Heavey's Tullow Oil may need to raise up to $750m
Published 13/09/2015 | 02:30
An equity raise by Aidan Heavey's Tullow Oil looks more likely after a leading oil industry expert called on the company to raise money fast.
Tullow will need to raise up to $750m (€665m) and sell of some of its biggest assets just to survive, according to Investec.
More than £2bn has been wiped off the exploration company's value in 2015 as the cost of a barrel of oil went into freefall. Goldman Sachs warned on Friday that global oversupply in the oil market is even more dramatic than expected and could push prices to as low as $20 a barrel.
"Tullow has reached a tipping point," said UK-based Investec oil and gas analyst Brian Gallagher. "We see recapitalisation followed by an asset sale as the only way to correct Tullow's flagging investment case."

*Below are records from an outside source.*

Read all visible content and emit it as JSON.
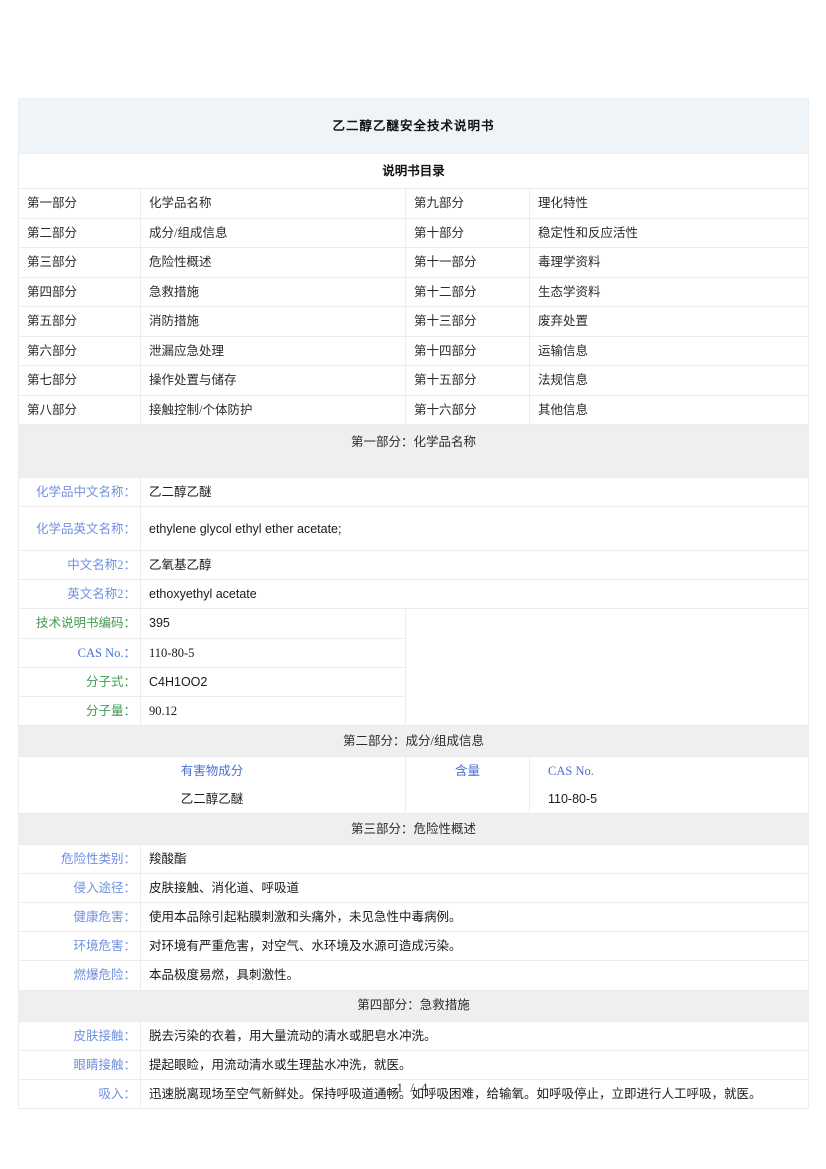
{
  "document": {
    "title": "乙二醇乙醚安全技术说明书",
    "toc_title": "说明书目录",
    "footer": "1 / 4"
  },
  "toc": {
    "rows": [
      {
        "left_no": "第一部分",
        "left_name": "化学品名称",
        "right_no": "第九部分",
        "right_name": "理化特性"
      },
      {
        "left_no": "第二部分",
        "left_name": "成分/组成信息",
        "right_no": "第十部分",
        "right_name": "稳定性和反应活性"
      },
      {
        "left_no": "第三部分",
        "left_name": "危险性概述",
        "right_no": "第十一部分",
        "right_name": "毒理学资料"
      },
      {
        "left_no": "第四部分",
        "left_name": "急救措施",
        "right_no": "第十二部分",
        "right_name": "生态学资料"
      },
      {
        "left_no": "第五部分",
        "left_name": "消防措施",
        "right_no": "第十三部分",
        "right_name": "废弃处置"
      },
      {
        "left_no": "第六部分",
        "left_name": "泄漏应急处理",
        "right_no": "第十四部分",
        "right_name": "运输信息"
      },
      {
        "left_no": "第七部分",
        "left_name": "操作处置与储存",
        "right_no": "第十五部分",
        "right_name": "法规信息"
      },
      {
        "left_no": "第八部分",
        "left_name": "接触控制/个体防护",
        "right_no": "第十六部分",
        "right_name": "其他信息"
      }
    ]
  },
  "part1": {
    "heading": "第一部分：化学品名称",
    "rows": [
      {
        "label": "化学品中文名称：",
        "value": "乙二醇乙醚"
      },
      {
        "label": "化学品英文名称：",
        "value": "ethylene glycol ethyl ether acetate;"
      },
      {
        "label": "中文名称2：",
        "value": "乙氧基乙醇"
      },
      {
        "label": "英文名称2：",
        "value": "ethoxyethyl acetate"
      },
      {
        "label": "技术说明书编码：",
        "value": "395"
      },
      {
        "label": "CAS No.：",
        "value": "110-80-5"
      },
      {
        "label": "分子式：",
        "value": "C4H1OO2"
      },
      {
        "label": "分子量：",
        "value": "90.12"
      }
    ]
  },
  "part2": {
    "heading": "第二部分：成分/组成信息",
    "columns": {
      "name": "有害物成分",
      "content": "含量",
      "cas": "CAS No."
    },
    "rows": [
      {
        "name": "乙二醇乙醚",
        "content": "",
        "cas": "110-80-5"
      }
    ]
  },
  "part3": {
    "heading": "第三部分：危险性概述",
    "rows": [
      {
        "label": "危险性类别：",
        "value": "羧酸酯"
      },
      {
        "label": "侵入途径：",
        "value": "皮肤接触、消化道、呼吸道"
      },
      {
        "label": "健康危害：",
        "value": "使用本品除引起粘膜刺激和头痛外，未见急性中毒病例。"
      },
      {
        "label": "环境危害：",
        "value": "对环境有严重危害，对空气、水环境及水源可造成污染。"
      },
      {
        "label": "燃爆危险：",
        "value": "本品极度易燃，具刺激性。"
      }
    ]
  },
  "part4": {
    "heading": "第四部分：急救措施",
    "rows": [
      {
        "label": "皮肤接触：",
        "value": "脱去污染的衣着，用大量流动的清水或肥皂水冲洗。"
      },
      {
        "label": "眼睛接触：",
        "value": "提起眼睑，用流动清水或生理盐水冲洗，就医。"
      },
      {
        "label": "吸入：",
        "value": "迅速脱离现场至空气新鲜处。保持呼吸道通畅。如呼吸困难，给输氧。如呼吸停止，立即进行人工呼吸，就医。"
      }
    ]
  },
  "colors": {
    "title_bg": "#eff4f8",
    "section_bg": "#efefef",
    "label_blue": "#6f8fe0",
    "label_blue_strong": "#4a6fd4",
    "label_green": "#3f9a52",
    "border": "#ececec"
  }
}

"Half measures at this juncture just won't do. Tullow needs to raise a significant chunk of change (circa $750m) and exit East Africa in order to fully deleverage. An equity raise on its own would not derisk the balance sheet or correct the investment case. Equally, asset sales without a strengthened balance sheet are unlikely to yield competitive pricing. A raise followed by an asset sale is therefore the only option, in our view."
Investec, HSBC and Jefferies all cut their target share price on Tullow stock in the past few days. While HSBC highlighted concerns around its liquidity situation, analysts said it is "manageable".
Earlier this year, comments by Tullow's management suggested the mid-cap oil company could technically breach some of its financial covenants next year, but such concerns have since been allayed after agreements were reached with lenders.